4. Mismeasurement: When one does not have actual values for regression variables, one often relies on reported values collected through surveys. These values will often differ from actual values, being influenced by survey methods such as word choice or question order. One can attempt to mitigate this problem through improved survey techniques, but some amount of measurement error is likely to remain. Measurement error can lead to bias.

5. Political economy: Endogeneity of policy changes due to governmental responses to variables associated with past or expected future outcomes can bias estimated effects.

Did the policy cause the effect, or was the policy a response to an effect or expected effect?

6. Simultaneity: When at least one explanatory variable in a regression model is determined jointly with the dependent variable, bias can arise.

For example, this would likely arise if one were estimating the relationship between crime and the number of police officers.

7. Selection: When the process that assigns people to treatment and control groups causes a correlation between treatment and the outcome, we have selection bias.

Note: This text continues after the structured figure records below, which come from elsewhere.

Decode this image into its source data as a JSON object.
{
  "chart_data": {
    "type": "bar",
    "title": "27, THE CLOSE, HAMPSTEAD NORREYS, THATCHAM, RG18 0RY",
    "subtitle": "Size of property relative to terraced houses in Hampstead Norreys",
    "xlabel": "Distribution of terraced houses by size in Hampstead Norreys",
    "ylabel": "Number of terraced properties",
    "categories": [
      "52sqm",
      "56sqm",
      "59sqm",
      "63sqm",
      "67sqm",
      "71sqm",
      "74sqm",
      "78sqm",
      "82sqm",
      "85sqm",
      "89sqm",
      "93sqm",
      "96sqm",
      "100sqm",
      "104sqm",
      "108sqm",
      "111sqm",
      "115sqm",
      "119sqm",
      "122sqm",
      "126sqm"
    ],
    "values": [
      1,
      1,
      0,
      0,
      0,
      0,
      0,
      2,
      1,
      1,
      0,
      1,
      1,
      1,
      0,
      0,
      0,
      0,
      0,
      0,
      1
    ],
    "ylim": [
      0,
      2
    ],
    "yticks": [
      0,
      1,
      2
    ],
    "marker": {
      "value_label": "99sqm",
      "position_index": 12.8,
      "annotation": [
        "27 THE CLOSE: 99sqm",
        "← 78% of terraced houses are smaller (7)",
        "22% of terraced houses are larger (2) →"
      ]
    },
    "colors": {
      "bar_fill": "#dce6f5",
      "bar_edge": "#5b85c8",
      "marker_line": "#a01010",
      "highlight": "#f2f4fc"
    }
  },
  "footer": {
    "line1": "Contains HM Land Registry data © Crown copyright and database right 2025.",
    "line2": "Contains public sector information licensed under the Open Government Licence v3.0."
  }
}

For example, people that enter a drug treatment program may be those who have made the resolution to turn themselves around. Causality cannot be inferred in the presence of selection bias. Selection into datasets and/or samples on which estimation is to be based is another source of similar concern.

8. Attrition: When there is a loss of respondents over time one must pause to consider the potential influence of this attrition.

When there is a differential loss of respondents from treatment and control groups, one’s concern should be greater. For example, patients may drop out of a study because of side effects of the intervention. Excluding these patients from the analysis could result in an overestimate of the effectiveness of the intervention.

9. Omitted interactions: Differential trends in treatment and control groups or omitted variables that change in different ways for treatment and control groups can bias results. For difference-in-differences, for example, the assumption is that the trend for both groups is the same.

External validity: Can the study’s results be reasonably generalized?

A study has external validity if the results of an experiment can be generalized to different individuals, contexts and outcomes. In other words, it is the extent to which the results can/should be applied to the outside world. There are three general threats to external validity: people, place, and time.

1. Interaction of selection and treatment: The treatment group may not be representative of the population that one would like to examine. If this is the case, the particular characteristics of the selected group may bias their performance with respect to the population of interest. The study’s results would then not be applicable to the population, or to any other group that more-accurately represents the characteristics of the population.

2. Interaction of setting and treatment: The geographic or institutional setting may affect the estimated effect of the treatment. If the site of a study is associated with certain unobservable variables then outcomes may be affected.

For example, if an educational study was conducted in a college town with lots of high-achieving, educationally oriented youth, the treatment effect may be over-estimated.

3. Interaction of history and treatment: The timing of a treatment may affect the estimated effect of that treatment. For example, a smoking cessation study conducted the week after the Surgeon General issues the well-publicized results of the latest smoking and cancer studies might produce different results than if it had been done the week before.

Literature

Articles that might serve nicely for you to consider applying this review mechanism (and should be read anyway) include Bertrand and Mullainathan (2004), Duggan and Levitt (2002), Fishman and Miguel (2007), and Sacerdote (2007).